Today, I merged a large set of changes to the IAX2 channel driver in Asterisk into the 1.4 branch and trunk. These changes address both stability and performance issues. Normally, changes such as performance enhancements are not merged into the release branch. However, they just happened to be a side benefit of the work which resolved ways that the module could crash Asterisk.
The issue was related to the handling of IAX2 peers and users in memory. It was possible for these objects to get destroyed while they were still in use. The issue could be triggered by reloading the configuration. Using realtime configuration made the problem much worse, as using realtime causes these objects to come and go as they are needed.
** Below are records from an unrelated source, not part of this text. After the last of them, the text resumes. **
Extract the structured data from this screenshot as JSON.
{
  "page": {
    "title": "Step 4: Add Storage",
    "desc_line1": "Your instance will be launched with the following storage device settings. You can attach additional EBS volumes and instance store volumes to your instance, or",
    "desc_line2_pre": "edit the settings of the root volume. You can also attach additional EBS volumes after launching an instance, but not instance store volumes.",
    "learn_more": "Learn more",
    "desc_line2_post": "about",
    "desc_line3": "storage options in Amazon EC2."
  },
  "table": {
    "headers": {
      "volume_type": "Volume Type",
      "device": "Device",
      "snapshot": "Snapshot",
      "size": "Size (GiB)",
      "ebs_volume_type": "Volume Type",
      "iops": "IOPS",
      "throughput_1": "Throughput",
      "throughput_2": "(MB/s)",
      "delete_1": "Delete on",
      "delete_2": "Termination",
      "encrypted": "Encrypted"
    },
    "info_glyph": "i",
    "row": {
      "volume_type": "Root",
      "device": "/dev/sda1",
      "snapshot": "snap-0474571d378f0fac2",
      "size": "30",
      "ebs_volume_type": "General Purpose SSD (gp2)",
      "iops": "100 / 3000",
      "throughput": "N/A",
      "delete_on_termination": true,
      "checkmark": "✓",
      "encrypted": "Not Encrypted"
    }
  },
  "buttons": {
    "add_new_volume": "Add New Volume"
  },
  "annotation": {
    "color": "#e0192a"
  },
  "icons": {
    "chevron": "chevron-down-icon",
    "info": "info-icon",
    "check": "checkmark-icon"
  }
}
The important thing here is that the handling of these objects now uses a common technique called reference counting. Now, it is no longer possible for the objects to disappear while there are still any references to them that could be used.
The changes to the handling of these objects were done by coverting chan_iax2 to use a new object model called astobj2. This object model makes reference counting objects very easy. The use of astobj2 is what brings in the side benefit of performance improvements.
The astobj2 API provides handling of objects, containers, and iterators. The containers that it supports today are a hash table, and a single linked list. The users and peers are now stored in a hash table instead of what it used previously, which was a single linked lists. This makes looking up peers and users much more efficient. In a quick test, I hammered my machine with 10 to 20 thousand IAX2 registrations while listening to music on hold on a phone and didn’t hear a blip in the audio!
Another performance improvement that the module gets from using astobj2 is how iterating the container is done. Previously, code that needed to look at all of the users or peers had to lock the container during the entire process. This is no longer necessary. The container lock is only held for a short time while getting the next item in the iteration.
I’d like to get some more solid numbers on the performance improvements of using the hash table in this module, but that will have to wait for another day.